Created in partnership with a range of stakeholders, the six-stage framework sets out how to prepare for the conversation, deciding the appropriate person to initiate it and how the subject will be broached, coming to a solution and more support after the conversation.
‘As a result, we can constructively challenge unintentional discrimination, so people are given the time and space to realise where they went wrong and reflect and change their behaviour. The framework was launched in pilot form last year and is hoped to be available London-wide.’
Difficult conversations
Julia is passionate about improving how clinicians pass on bad news to patients. It comes from painful personal experience when her father was critically ill.

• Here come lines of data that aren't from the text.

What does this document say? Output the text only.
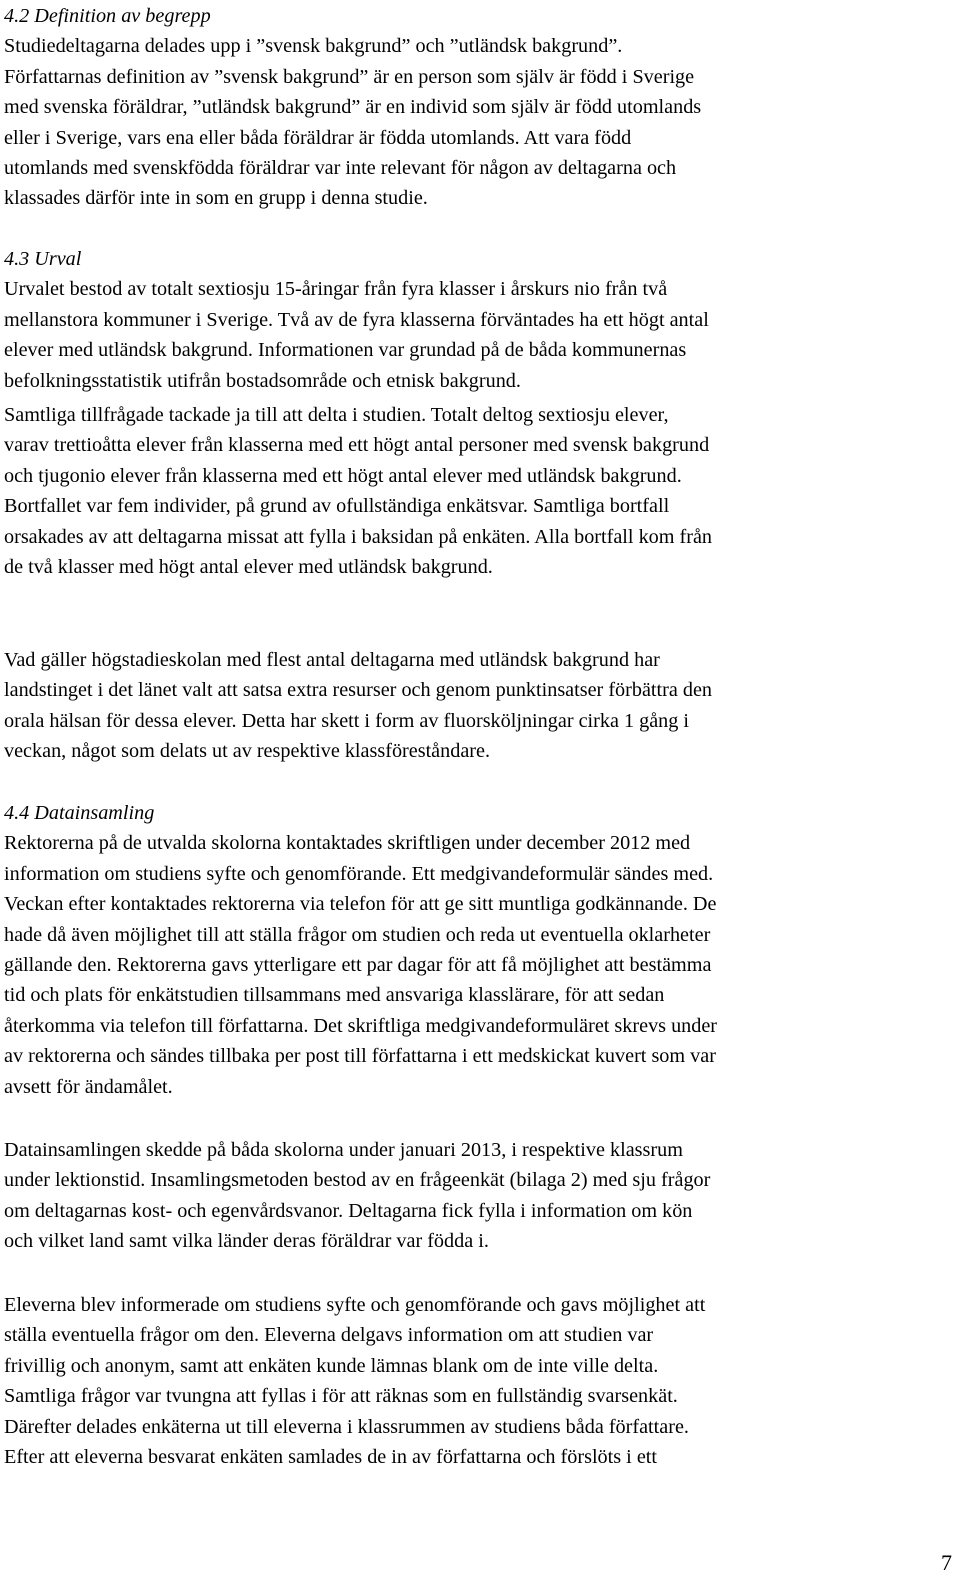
4.2 Definition av begrepp
Studiedeltagarna delades upp i ”svensk bakgrund” och ”utländsk bakgrund”.
Författarnas definition av ”svensk bakgrund” är en person som själv är född i Sverige
med svenska föräldrar, ”utländsk bakgrund” är en individ som själv är född utomlands
eller i Sverige, vars ena eller båda föräldrar är födda utomlands. Att vara född
utomlands med svenskfödda föräldrar var inte relevant för någon av deltagarna och
klassades därför inte in som en grupp i denna studie.
4.3 Urval
Urvalet bestod av totalt sextiosju 15-åringar från fyra klasser i årskurs nio från två
mellanstora kommuner i Sverige. Två av de fyra klasserna förväntades ha ett högt antal
elever med utländsk bakgrund. Informationen var grundad på de båda kommunernas
befolkningsstatistik utifrån bostadsområde och etnisk bakgrund.
Samtliga tillfrågade tackade ja till att delta i studien. Totalt deltog sextiosju elever,
varav trettioåtta elever från klasserna med ett högt antal personer med svensk bakgrund
och tjugonio elever från klasserna med ett högt antal elever med utländsk bakgrund.
Bortfallet var fem individer, på grund av ofullständiga enkätsvar. Samtliga bortfall
orsakades av att deltagarna missat att fylla i baksidan på enkäten. Alla bortfall kom från
de två klasser med högt antal elever med utländsk bakgrund.
Vad gäller högstadieskolan med flest antal deltagarna med utländsk bakgrund har
landstinget i det länet valt att satsa extra resurser och genom punktinsatser förbättra den
orala hälsan för dessa elever. Detta har skett i form av fluorsköljningar cirka 1 gång i
veckan, något som delats ut av respektive klassföreståndare.
4.4 Datainsamling
Rektorerna på de utvalda skolorna kontaktades skriftligen under december 2012 med
information om studiens syfte och genomförande. Ett medgivandeformulär sändes med.
Veckan efter kontaktades rektorerna via telefon för att ge sitt muntliga godkännande. De
hade då även möjlighet till att ställa frågor om studien och reda ut eventuella oklarheter
gällande den. Rektorerna gavs ytterligare ett par dagar för att få möjlighet att bestämma
tid och plats för enkätstudien tillsammans med ansvariga klasslärare, för att sedan
återkomma via telefon till författarna. Det skriftliga medgivandeformuläret skrevs under
av rektorerna och sändes tillbaka per post till författarna i ett medskickat kuvert som var
avsett för ändamålet.
Datainsamlingen skedde på båda skolorna under januari 2013, i respektive klassrum
under lektionstid. Insamlingsmetoden bestod av en frågeenkät (bilaga 2) med sju frågor
om deltagarnas kost- och egenvårdsvanor. Deltagarna fick fylla i information om kön
och vilket land samt vilka länder deras föräldrar var födda i.
Eleverna blev informerade om studiens syfte och genomförande och gavs möjlighet att
ställa eventuella frågor om den. Eleverna delgavs information om att studien var
frivillig och anonym, samt att enkäten kunde lämnas blank om de inte ville delta.
Samtliga frågor var tvungna att fyllas i för att räknas som en fullständig svarsenkät.
Därefter delades enkäterna ut till eleverna i klassrummen av studiens båda författare.
Efter att eleverna besvarat enkäten samlades de in av författarna och förslöts i ett
7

‘A medical registrar just happened to tell my dad that he had a massive tumour in his throat. Dad was on his own, none of the family around and the registrar launched that hand grenade at him on a busy ward round without any kind of TLC or empathy.
'That is not the fault of the registrar, it’s a failure of the system in not giving professionals good difficult conversations training. It’s absent from physio degrees and just not well done in medical and nursing degrees. It’s something you are expected to learn on the job.
We had an issue where our local GPs asked us to lead on breaking bad news to patients, when MSK imaging unexpectedly shows cancer or suspected cancer. This is not traditionally ‘within scope’ for physiotherapists, so there was a lack of confidence and experience in the team.
Julia led a scoping review to understand what other MSK triage services were doing across the UK and built a stakeholder group of GPs, physios, cancer nurses and oncologists.
She led negotiations and was able to agree a case-by-case pathway, with shared decision-making based on the best interests of the patient. She worked with a nursing colleague to design and deliver a bespoke training package on breaking unwelcome news to the advanced practice physiotherapists, and this boosted their confidence enormously. The cancer pathway has now been running successfully for nine months and is hands down one of her proudest achievements to date.
Julia admits that it can be difficult to satisfy the competing interests of her role.
‘Sometimes my job is to make people realise the truth is somewhere in the middle. Sometimes I have to make difficult and unpopular decisions for the greater good. It’s not always easy but I do love a challenge and this role is no exception.’